Making code efficient*

Muhammad Ramzan

Join Date: Jan 2015

Posts: 173
#1

Making code efficient*

10 Nov 2022, 21:47

Hi I have written a code to convert the files from excel to state and merge variables from two different files and lastly append the data sets. is there a way to make the code efficient please it is taking a lot of time

global temp_directory "C:\Users\ramzan\Downloads\Compressed\air_temp_201 4"

global precip_directory "C:\Users\ramzan\Downloads\Compressed\precip_2 017"

global years 1980 1981 1982 1983 1984 1985 1986 1987 1988 1989 1990 1991 1992 1993 1994 1995 1996 1997 1998 1999 2000 2001 2002 2003 2004 2005 2006 2007 2008 2009 2010 2011 2012 2013 2014

******* Import the temp files into stata format
cd "$temp_directory"
foreach dataset in $years{
clear
import excel using air_temp_`dataset'.xlsx, sheet("Sheet1") firstrow
destring Year, replace
*export excel using air_temp_`var'.xlsx , firstrow(variables) replace
rename (Jan Feb Mar Apr May Jun Jul Aug Sep Oct Nov Dec) (temp#), addnumber
reshape long temp, i(lat longitude Year) j(month)
label variable lat "Latitude"
generate date = ym(Year,month), after(month)
format %tm date
egen id_g = group (lat longitude)

*append using air_temp_
cd "$temp_directory"
save air_temp_`dataset'.dta , replace

}

******* Import the precip files into stata format
cd $precip_directory
foreach dataset in $years {
clear

import excel using precip_`dataset'.xlsx, sheet("Sheet1") firstrow
destring Year, replace
*export excel using air_temp_`var'.xlsx , firstrow(variables) replace
rename (Jan Feb Mar Apr May Jun Jul Aug Sep Oct Nov Dec) (precip#), addnumber
reshape long precip, i(lat longitude Year) j(month)
label variable lat "Latitude"
generate date = ym(Year,month), after(month)
egen id_g = group (lat longitude)
format %tm date
*append using air_temp_
save precip_`dataset'.dta , replace

}

******* Merge temp and precip files

foreach dataset in $years {
cd $temp_directory
use air_temp_`dataset'.dta, clear
*rename Year year
cd $precip_directory
merge 1:1 id_g month Year using precip_`dataset'
drop _merge id_g
cd $temp_directory
save air_temp_`dataset'.dta, replace

}

******* Append temp and precip files
clear
use "air_temp_1981.dta", clear /* select first file*/
foreach dataset in 1982{
append using air_temp_`dataset' /*Combine datasets together*/
sort Year month ID
save air_temp_all.dta , replace
erase air_temp_`dataset'.dta /*Erase files we're done with*/

}
gen temp_c = (temp-32)*(5/9)

use air_temp_all.dta,clear
Tags: None
Maarten Buis

Join Date: Mar 2014

Posts: 3494
#2

11 Nov 2022, 01:35

reshape can be slow in large datasets.

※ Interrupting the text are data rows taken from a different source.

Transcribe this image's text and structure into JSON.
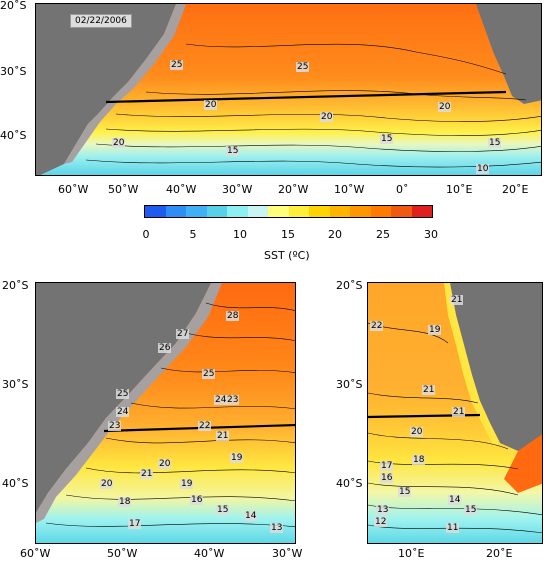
{
  "date_label": "02/22/2006",
  "colorbar": {
    "title": "SST (ºC)",
    "ticks": [
      "0",
      "5",
      "10",
      "15",
      "20",
      "25",
      "30"
    ],
    "colors": [
      "#1e5cf0",
      "#2f8ef5",
      "#4cc8f5",
      "#8cf0f0",
      "#d8f7ee",
      "#ffff7a",
      "#ffef3a",
      "#ffd400",
      "#ffb400",
      "#ff9600",
      "#ff7a00",
      "#f05a10",
      "#e02020"
    ]
  },
  "top_map": {
    "lat_labels": [
      "20˚S",
      "30˚S",
      "40˚S"
    ],
    "lon_labels": [
      "60˚W",
      "50˚W",
      "40˚W",
      "30˚W",
      "20˚W",
      "10˚W",
      "0˚",
      "10˚E",
      "20˚E"
    ],
    "contour_labels": [
      "25",
      "25",
      "20",
      "20",
      "20",
      "15",
      "15",
      "15",
      "20",
      "10"
    ]
  },
  "bottom_left_map": {
    "lat_labels": [
      "20˚S",
      "30˚S",
      "40˚S"
    ],
    "lon_labels": [
      "60˚W",
      "50˚W",
      "40˚W",
      "30˚W"
    ],
    "contour_labels": [
      "28",
      "27",
      "26",
      "25",
      "25",
      "24",
      "24",
      "23",
      "23",
      "22",
      "21",
      "21",
      "20",
      "20",
      "19",
      "19",
      "18",
      "17",
      "16",
      "15",
      "14",
      "13"
    ]
  },
  "bottom_right_map": {
    "lat_labels": [
      "20˚S",
      "30˚S",
      "40˚S"
    ],
    "lon_labels": [
      "10˚E",
      "20˚E"
    ],
    "contour_labels": [
      "21",
      "22",
      "19",
      "21",
      "21",
      "20",
      "18",
      "17",
      "16",
      "15",
      "14",
      "13",
      "12",
      "11",
      "15"
    ]
  },
  "colors": {
    "land": "#737373",
    "shelf": "#a7a0a0",
    "warm": "#ff8a1a",
    "hot": "#ff6a10",
    "mid": "#ffb030",
    "yellow": "#ffe640",
    "cold": "#5ad6e6",
    "cyan": "#9ff3f0"
  }
}
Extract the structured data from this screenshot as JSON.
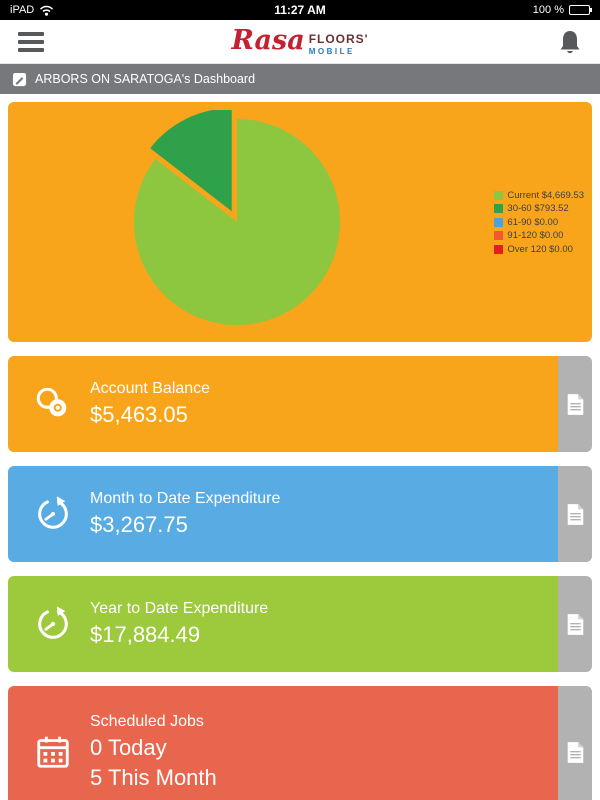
{
  "status_bar": {
    "carrier": "iPAD",
    "time": "11:27 AM",
    "battery": "100 %"
  },
  "header": {
    "logo_primary": "Rasa",
    "logo_secondary": "FLOORS'",
    "logo_tertiary": "MOBILE"
  },
  "breadcrumb": {
    "title": "ARBORS ON SARATOGA's Dashboard"
  },
  "chart_data": {
    "type": "pie",
    "title": "",
    "legend_position": "right",
    "start_angle_deg": -90,
    "direction": "clockwise",
    "card_background": "#f9a51b",
    "slices": [
      {
        "label": "Current",
        "value": 4669.53,
        "legend": "Current $4,669.53",
        "color": "#8dc63f",
        "exploded": false
      },
      {
        "label": "30-60",
        "value": 793.52,
        "legend": "30-60 $793.52",
        "color": "#2fa14b",
        "exploded": true
      },
      {
        "label": "61-90",
        "value": 0,
        "legend": "61-90 $0.00",
        "color": "#4aa3df",
        "exploded": false
      },
      {
        "label": "91-120",
        "value": 0,
        "legend": "91-120 $0.00",
        "color": "#f1582c",
        "exploded": false
      },
      {
        "label": "Over 120",
        "value": 0,
        "legend": "Over 120 $0.00",
        "color": "#e21d25",
        "exploded": false
      }
    ]
  },
  "cards": [
    {
      "title": "Account Balance",
      "value": "$5,463.05",
      "color": "#f9a51b",
      "icon": "coins-icon"
    },
    {
      "title": "Month to Date Expenditure",
      "value": "$3,267.75",
      "color": "#58ace3",
      "icon": "gauge-icon"
    },
    {
      "title": "Year to Date Expenditure",
      "value": "$17,884.49",
      "color": "#9dc93c",
      "icon": "gauge-icon"
    },
    {
      "title": "Scheduled Jobs",
      "value": "0 Today",
      "value2": "5 This Month",
      "color": "#e8654e",
      "icon": "calendar-icon"
    }
  ]
}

You could look at fastreshape or sreshape on SSC (ssc desc fastreshape and ssc desc sreshape), to see if that noticeably improves speed in your case.

---------------------------------
Maarten L. Buis
University of Konstanz
Department of history and sociology
box 40
78457 Konstanz
Germany
http://www.maartenbuis.nl
---------------------------------
Comment
Clyde Schechter

Join Date: Apr 2014

Posts: 30355
#3

11 Nov 2022, 09:13

Also available on SSC, and faster than official Stata's -reshape long- are -tolong- and -freshape-. And there is also -greshape- available as part of the -gtools- package at github.com/mcaceresb/stata-gtools.

That said, you are reading and writing a large number of files. That is going to be slow if the files are of any appreciable size. It will be slower still if they are located on a drive that has to be accessed over a network (although I see they are on your C: drive, so presumably that is local).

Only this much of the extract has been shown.